Since then the growth has been phenomenal. Different surveys today suggest that fifteen percent of people worldwide are using the Internet, or simply “the Net.” The daily use of the World Wide Web is gaining tremendous popularity among those possessing the adequate tools and means to explore it, and the number of users increases by the hour. In fact, the Internet has revolutionized the computer and communications world like nothing before. The invention of the telegraph, telephone, radio, and computer set the stage for this unprecedented integration of capabilities. The Internet is at once a world-wide broadcasting capability, a mechanism for information dissemination, and a medium for collaboration and interaction between individuals and their computers without regard for geographic location.
According to a recent research published by Gulli and Signorini (2005), Google claims to index more than 8 billion pages, MSN Beta claims about 5 billion pages, Yahoo! at least 4 billion and Ask/Teoma more than 2 billion. But estimating the size of the whole Web is quite difficult, due to its dynamic nature. Nevertheless, it is possible to assess the size of the publicly index-able Web. As the two scholars state, the index-able Web is defined as “the part of the Web which is considered for indexing by the major engines.” In their short paper, Gulli and Signorini managed to revise and update the estimated size of the index-able Web to at least 11.5 billion pages as of the end of January 2005. They also estimated the relative size and the overlapping that occurs by the largest Web search engines. Precisely Google was found to be the largest engine, followed by Yahoo!, Ask/Teoma, and MSN Beta.

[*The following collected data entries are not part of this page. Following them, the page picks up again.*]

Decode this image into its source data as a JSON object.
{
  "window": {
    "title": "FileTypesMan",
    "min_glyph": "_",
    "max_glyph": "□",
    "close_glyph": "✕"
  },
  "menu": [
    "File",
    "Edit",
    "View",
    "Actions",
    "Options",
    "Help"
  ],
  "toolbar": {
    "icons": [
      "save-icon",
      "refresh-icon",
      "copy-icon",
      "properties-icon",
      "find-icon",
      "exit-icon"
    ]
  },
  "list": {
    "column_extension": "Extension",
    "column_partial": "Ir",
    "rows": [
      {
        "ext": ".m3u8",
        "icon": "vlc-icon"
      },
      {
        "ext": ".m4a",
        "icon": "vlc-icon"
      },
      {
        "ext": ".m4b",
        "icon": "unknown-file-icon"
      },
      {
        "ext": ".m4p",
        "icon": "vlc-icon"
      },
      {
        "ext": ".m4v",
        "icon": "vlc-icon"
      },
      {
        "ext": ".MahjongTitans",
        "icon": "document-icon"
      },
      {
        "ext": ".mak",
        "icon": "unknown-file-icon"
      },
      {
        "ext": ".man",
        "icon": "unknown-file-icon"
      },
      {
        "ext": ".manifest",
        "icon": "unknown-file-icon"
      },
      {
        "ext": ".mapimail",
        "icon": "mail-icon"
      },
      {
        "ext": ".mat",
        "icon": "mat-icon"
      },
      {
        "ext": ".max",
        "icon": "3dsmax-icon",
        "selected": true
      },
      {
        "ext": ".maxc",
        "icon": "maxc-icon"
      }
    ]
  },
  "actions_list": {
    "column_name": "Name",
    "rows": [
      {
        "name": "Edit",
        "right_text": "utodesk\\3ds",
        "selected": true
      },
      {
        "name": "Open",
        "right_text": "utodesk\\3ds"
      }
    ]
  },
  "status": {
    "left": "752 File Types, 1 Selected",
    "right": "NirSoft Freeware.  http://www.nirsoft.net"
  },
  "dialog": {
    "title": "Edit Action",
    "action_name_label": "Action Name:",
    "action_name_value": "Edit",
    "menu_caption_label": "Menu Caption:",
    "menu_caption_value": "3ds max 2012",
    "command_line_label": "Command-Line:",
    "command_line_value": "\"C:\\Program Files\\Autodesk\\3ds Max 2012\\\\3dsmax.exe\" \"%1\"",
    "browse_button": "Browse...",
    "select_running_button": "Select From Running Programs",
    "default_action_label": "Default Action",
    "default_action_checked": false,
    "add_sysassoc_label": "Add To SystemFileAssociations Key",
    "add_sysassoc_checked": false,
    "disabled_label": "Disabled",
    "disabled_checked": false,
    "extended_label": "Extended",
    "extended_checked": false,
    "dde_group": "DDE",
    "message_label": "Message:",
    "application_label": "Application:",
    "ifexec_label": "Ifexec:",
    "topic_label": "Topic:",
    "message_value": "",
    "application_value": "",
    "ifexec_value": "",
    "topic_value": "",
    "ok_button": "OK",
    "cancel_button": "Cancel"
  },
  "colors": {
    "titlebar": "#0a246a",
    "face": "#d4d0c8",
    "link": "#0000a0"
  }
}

Adopting the methodology proposed in 1997 by two other scholars, Bharat and Broader, but extending the number of queries used for testing from 35,000 in English, to more than 438,141 in 75 different languages, the two researchers remark that an estimate of the size of the web is useful in many situations, such as when compressing, ranking, spidering, indexing and mining the Web.
The Web, as it stands today, has allowed global interpersonal exchange on a scale unprecedented in human history. People separated by vast distances, or even large amounts of time, can use the Web to exchange, or even mutually develop, their most intimate and extensive thoughts, or alternately their most casual attitudes and spirits. Emotional experiences, political ideas, cultural customs, musical idioms, business advice, artwork, photographs, literature, can all be shared and disseminated digitally with less individual investment than ever before in human history.